In March, we put together a post on various IRS scams that are prevalent this year. (If you missed it, view it here) This month’s update is due to the increasing level of identity theft that is occurring throughout the country. Already, a number of our clients have needed to refile their returns by mail due to the IRS rejecting their e-file authorizations. The reason why? A return has already been filed under their Social Security number.
As the internet continues to expand and businesses transition to online payment and paperless statement options, your information is out in cyberspace more than ever. While there is no way to completely protect yourself from identity theft, we have come up with a few ways you can limit your exposure.
- Create an email account that does not contain your name or any other identifying clues about who you are. This can help prevent thieves from guessing your account name and more of your information. Use this account only for your banking logins and any other accounts that contain sensitive information about yourself.
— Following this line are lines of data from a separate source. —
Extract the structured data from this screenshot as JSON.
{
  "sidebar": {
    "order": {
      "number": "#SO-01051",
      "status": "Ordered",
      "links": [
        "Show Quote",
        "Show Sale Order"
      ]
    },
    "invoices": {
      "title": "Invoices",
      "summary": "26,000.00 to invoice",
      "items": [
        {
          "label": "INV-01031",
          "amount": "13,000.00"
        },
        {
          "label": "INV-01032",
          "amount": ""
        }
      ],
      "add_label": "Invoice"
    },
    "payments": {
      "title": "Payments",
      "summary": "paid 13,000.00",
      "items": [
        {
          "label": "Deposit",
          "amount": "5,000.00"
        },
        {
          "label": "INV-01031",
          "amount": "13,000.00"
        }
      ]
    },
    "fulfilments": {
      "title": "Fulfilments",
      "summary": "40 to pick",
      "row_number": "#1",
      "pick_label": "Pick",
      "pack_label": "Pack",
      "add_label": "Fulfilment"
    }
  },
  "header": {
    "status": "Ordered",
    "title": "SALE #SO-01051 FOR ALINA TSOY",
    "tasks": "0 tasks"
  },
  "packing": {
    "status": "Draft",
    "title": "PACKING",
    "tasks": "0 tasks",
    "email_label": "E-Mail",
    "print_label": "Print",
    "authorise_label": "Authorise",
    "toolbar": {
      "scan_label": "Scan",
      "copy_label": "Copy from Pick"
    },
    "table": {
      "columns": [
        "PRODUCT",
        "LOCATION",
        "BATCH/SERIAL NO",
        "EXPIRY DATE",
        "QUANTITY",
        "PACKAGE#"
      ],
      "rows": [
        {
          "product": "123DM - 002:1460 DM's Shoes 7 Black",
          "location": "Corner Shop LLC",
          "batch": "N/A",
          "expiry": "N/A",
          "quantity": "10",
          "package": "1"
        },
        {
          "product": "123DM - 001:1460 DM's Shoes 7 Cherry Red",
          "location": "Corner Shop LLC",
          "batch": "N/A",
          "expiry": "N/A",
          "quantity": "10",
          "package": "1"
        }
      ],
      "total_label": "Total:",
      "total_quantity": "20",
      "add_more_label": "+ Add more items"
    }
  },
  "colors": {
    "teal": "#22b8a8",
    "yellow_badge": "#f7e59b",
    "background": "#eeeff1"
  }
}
- Use a very strong password. Include different cases, numbers and symbols for your accounts. While it may be tedious, come up with different passwords for different accounts to further protect your identity.
- Your security questions should have false information. The account you are creating doesn’t know the first school that you went to, however using real information can give more clues about who you are.
- Create an IRS Account – Go to the IRS at the link provided and sign up for an account. This will prevent anyone else from doing this in your name and stealing not only your identity but your money. Once on the website, simply select “Get Transcript Online.” This will redirect you to a log-in page where you can set up your account.
- Social Security Administration – Go to the Social Security Administration website and also sign yourself up for an account. This will prevent someone from stealing your social security benefits, your identity amongst other things.
- Freeze Your Credit Reports – if you don’t apply for credit often or have no major purchases coming up in the near future, you should freeze your credit reports with the three main credit agencies. This will prevent anyone from opening up an account in your name.